Он влез на трон Бурбонов и основал династию, но у него не было наследника, который мог бы стать его преемником. У него были только братья и сестры, и никто из них не был способен удержать то, что он завоевал.
А Жозефина больше не сможет выносить ребенка.
Она все продолжала улыбаться ему.
– Я так счастлива, что встреча прошла успешно, но я в этом и не сомневалась. Вы так умны, – на этот раз она не смогла сдержать зевок, прикрыв рот кончиками пальцев; ручки у нее были прелестными, крошечными, с тонкими пальчиками. И зевок, и сопровождающий его взгляд были откровенно приглашающими.
Наполеон взглянул на нее, вспоминая те времена, когда он вымаливал то, что теперь она предлагала ему сама. Бесконечные отговорки, головная боль, которая заканчивалась тут же, как только он уходил из дома; призывы быть осторожным: «Ты мне делаешь больно, ты порвал мою одежду, о, Наполеон, пожалуйста, не сейчас…»
А теперь у него нет сына, который стал бы наследником.
Он поднялся, склонился над ней и холодно поцеловал ее в щеку.
– Я вижу, вы устали, мадам. Я вас оставлю, у меня очень много работы. Спокойной ночи.
На следующее утро Бонапарт послал за своим министром иностранных дел Талейраном, который получил титул Беневентского князя после того, как ограбил Австрию по Пресбургскому договору. Обговорив условия недавнего договора с Россией, Наполеон поразил Талейрана тем, что предложил еще более тесный союз между двумя странами.
– Если бы я решился на развод с Жозефиной, – неожиданно сказал он, – то я мог бы жениться на сестре Александра Екатерине.

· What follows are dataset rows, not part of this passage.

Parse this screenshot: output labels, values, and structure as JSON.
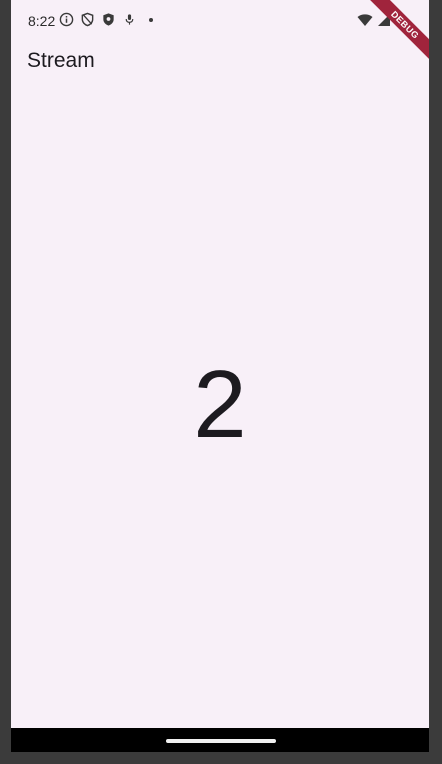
{
  "status_bar": {
    "time": "8:22",
    "icons_left": [
      "info-icon",
      "shield-outline-icon",
      "shield-filled-icon",
      "mic-icon",
      "dot-icon"
    ],
    "icons_right": [
      "wifi-icon",
      "signal-icon"
    ]
  },
  "app_bar": {
    "title": "Stream"
  },
  "main": {
    "counter_value": "2"
  },
  "debug_banner": {
    "label": "DEBUG",
    "color": "#a0243c"
  },
  "colors": {
    "background": "#f8f0f8",
    "text": "#1d1b20",
    "nav_bar": "#000000"
  }
}
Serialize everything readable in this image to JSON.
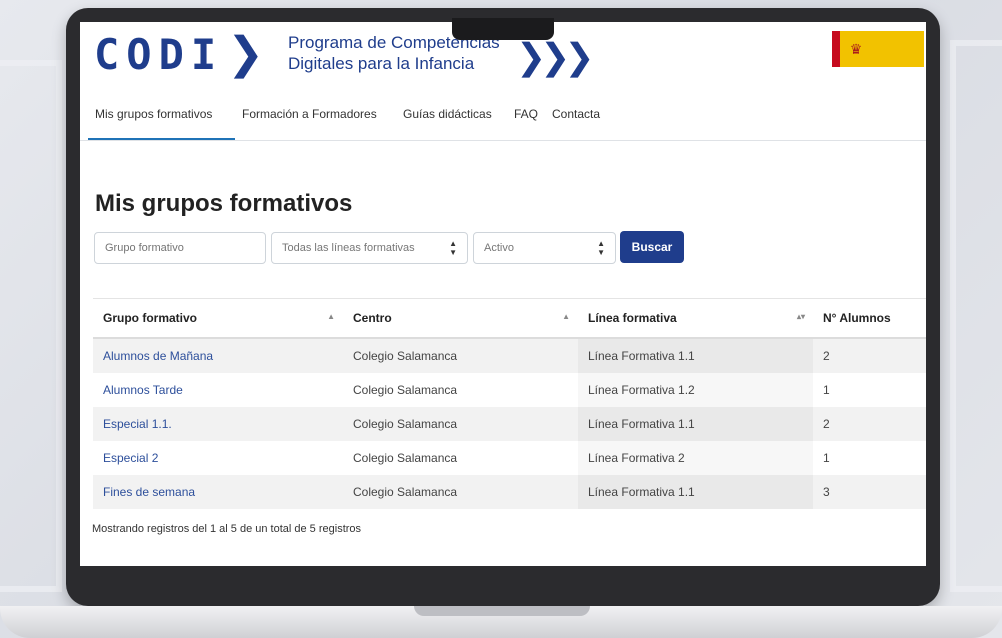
{
  "header": {
    "logo_text": "CODI",
    "subtitle_line1": "Programa de Competencias",
    "subtitle_line2": "Digitales para la Infancia"
  },
  "nav": {
    "items": [
      {
        "label": "Mis grupos formativos",
        "active": true
      },
      {
        "label": "Formación a Formadores",
        "active": false
      },
      {
        "label": "Guías didácticas",
        "active": false
      },
      {
        "label": "FAQ",
        "active": false
      },
      {
        "label": "Contacta",
        "active": false
      }
    ]
  },
  "page": {
    "title": "Mis grupos formativos"
  },
  "filters": {
    "grupo_placeholder": "Grupo formativo",
    "linea_selected": "Todas las líneas formativas",
    "estado_selected": "Activo",
    "search_label": "Buscar"
  },
  "table": {
    "headers": [
      "Grupo formativo",
      "Centro",
      "Línea formativa",
      "N° Alumnos"
    ],
    "rows": [
      [
        "Alumnos de Mañana",
        "Colegio Salamanca",
        "Línea Formativa 1.1",
        "2"
      ],
      [
        "Alumnos Tarde",
        "Colegio Salamanca",
        "Línea Formativa 1.2",
        "1"
      ],
      [
        "Especial 1.1.",
        "Colegio Salamanca",
        "Línea Formativa 1.1",
        "2"
      ],
      [
        "Especial 2",
        "Colegio Salamanca",
        "Línea Formativa 2",
        "1"
      ],
      [
        "Fines de semana",
        "Colegio Salamanca",
        "Línea Formativa 1.1",
        "3"
      ]
    ]
  },
  "footer": {
    "info": "Mostrando registros del 1 al 5 de un total de 5 registros"
  },
  "colors": {
    "brand": "#1f3d8c",
    "link": "#2d4f9b",
    "active_tab": "#1f73b7"
  }
}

Шарль Талейран де Перигор был аристократом по происхождению. В результате несчастного случая в детстве он стал хромым, и хотя он был старшим сыном, семья лишила его права стать наследником отца и определила на учение при церкви. Но юный семинарист вскоре приспособился служить Богу на собственный вкус и поступал так и дальше на протяжении всей своей жизни. К началу Революции аристократ Талейран, архиепископ Аутунский, стал известным якобинцем и вольнодумцем.
Его острый ум, в самой своей основе циничный по отношению абсолютно ко всему, понимал не только то, что старый режим обречен, но и то, что он это заслужил. Поэтому без малейшего сомнения он стал союзником врагов своего класса и своей церкви. И тогда немедленно развился его талант интригана, талант, который оказался таким же удивительным, как и его успех у некоторых самых красивых и значительных женщин Франции. Это был худой, нездоровый на вид человек, со вздернутым носом и блеклыми глазами, которые позже напоминали его врагам Робеспьера. Его самонадеянное безразличие оскорбляло всех тех, с кем он не считал нужным поддерживать отношения ради своих интересов.
Интеллект его был настолько же холоден, насколько горячи его чувства. Именно его интеллект подсказал ему, что необходимо подружиться с Дантоном; и в союзе с беспощадным, яростным революционером этот отлученный от церкви архиепископ направил усилия на свержение с трона короля Луи и провозглашение Республики. Им это удалось, и за то, что Талейран смог найти оправдание заключению в тюрьму королевской семьи, Дантон позволил ему сбежать в Америку до того, как начались массовые убийства аристократов в сентябре 1792 года. Сам Дантон попал на гильотину, подхваченный силой потока, который он же и выпустил.